In the same forum, the Right to Know Right Now! Coalition challenged incumbent government officials and those who will be filing their certificates of candidacy to disclose their wealth and medical status, by recording live on video, observed by credible witnesses three waivers:

  • allowing access to SALNs or their equivalent
  • allowing access to bank records without conditions
  • allowing access to medical and health records with a confidentiality release form.

“The Constitution did not equivocate when it said: Public office is a public trust. Public officers and employees must at all times be accountable to the people, serve them with utmost responsibility, integrity, loyalty, and efficiency, act with patriotism and justice, and lead modest lives,” coalition co-convenor lawyer Eirene Aguila said in a statement. 

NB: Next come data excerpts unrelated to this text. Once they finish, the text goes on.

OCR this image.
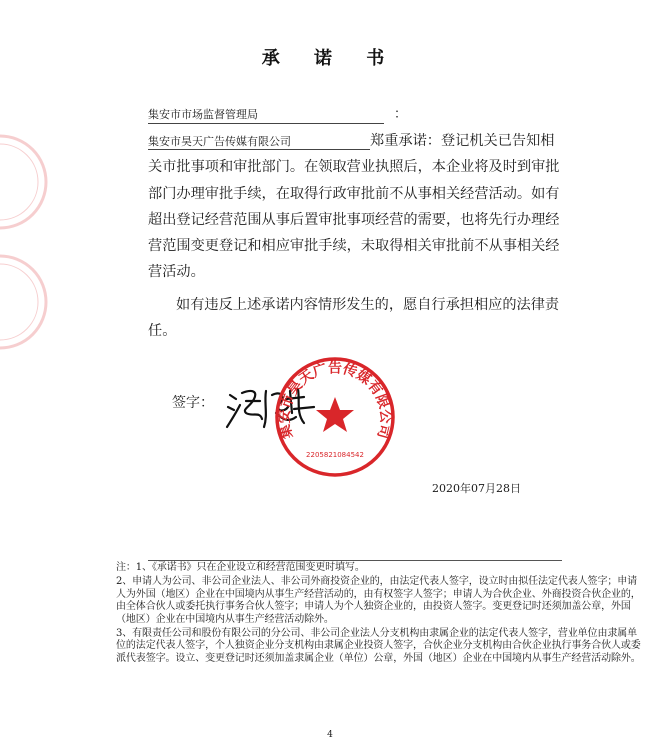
承 诺 书
集安市市场监督管理局	：

集安市昊天广告传媒有限公司	郑重承诺：登记机关已告知相关市批事项和审批部门。在领取营业执照后，本企业将及时到审批部门办理审批手续，在取得行政审批前不从事相关经营活动。如有超出登记经营范围从事后置审批事项经营的需要，也将先行办理经营范围变更登记和相应审批手续，未取得相关审批前不从事相关经营活动。

如有违反上述承诺内容情形发生的，愿自行承担相应的法律责任。

签字：
集安市昊天广告传媒有限公司
2205821084542
2020年07月28日

注：1、《承诺书》只在企业设立和经营范围变更时填写。

2、申请人为公司、非公司企业法人、非公司外商投资企业的，由法定代表人签字，设立时由拟任法定代表人签字；申请人为外国（地区）企业在中国境内从事生产经营活动的，由有权签字人签字；申请人为合伙企业、外商投资合伙企业的，由全体合伙人或委托执行事务合伙人签字；申请人为个人独资企业的，由投资人签字。变更登记时还须加盖公章，外国（地区）企业在中国境内从事生产经营活动除外。

3、有限责任公司和股份有限公司的分公司、非公司企业法人分支机构由隶属企业的法定代表人签字，营业单位由隶属单位的法定代表人签字，个人独资企业分支机构由隶属企业投资人签字，合伙企业分支机构由合伙企业执行事务合伙人或委派代表签字。设立、变更登记时还须加盖隶属企业（单位）公章，外国（地区）企业在中国境内从事生产经营活动除外。

4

Former Comelec Commissioner Luie Guia said the disclosure of SALNs and campaign finance records share the same underlying principle. 

“The wisdom of requiring SALN and the statement of contributions and expenditures (SOCE) plus the other mandated campaign finance reports proceeds from the most basic nature of public office being a public trust and the necessity, under a democracy, of transparency and accountable government,” he said.

Disclosure of SALNs could help effectively monitor use of money in political campaigns and be an interesting source of analysis and discussions, he said.

Both Monsod and the coalition shared the same parting words for those who are not prepared to disclose their SALNs.

“Perhaps, in lieu of going to an Ombudsman who appears to have lost its purpose, we should just tell those who want the power and the benefits of public office but are not willing to take the risks that go with it that they should not seek public office in the first place, for the sake of the country,” Monsod suggested.

“Again, if you cannot handle the risks of public office, don’t aspire for it,” Aguila said on behalf of the coalition.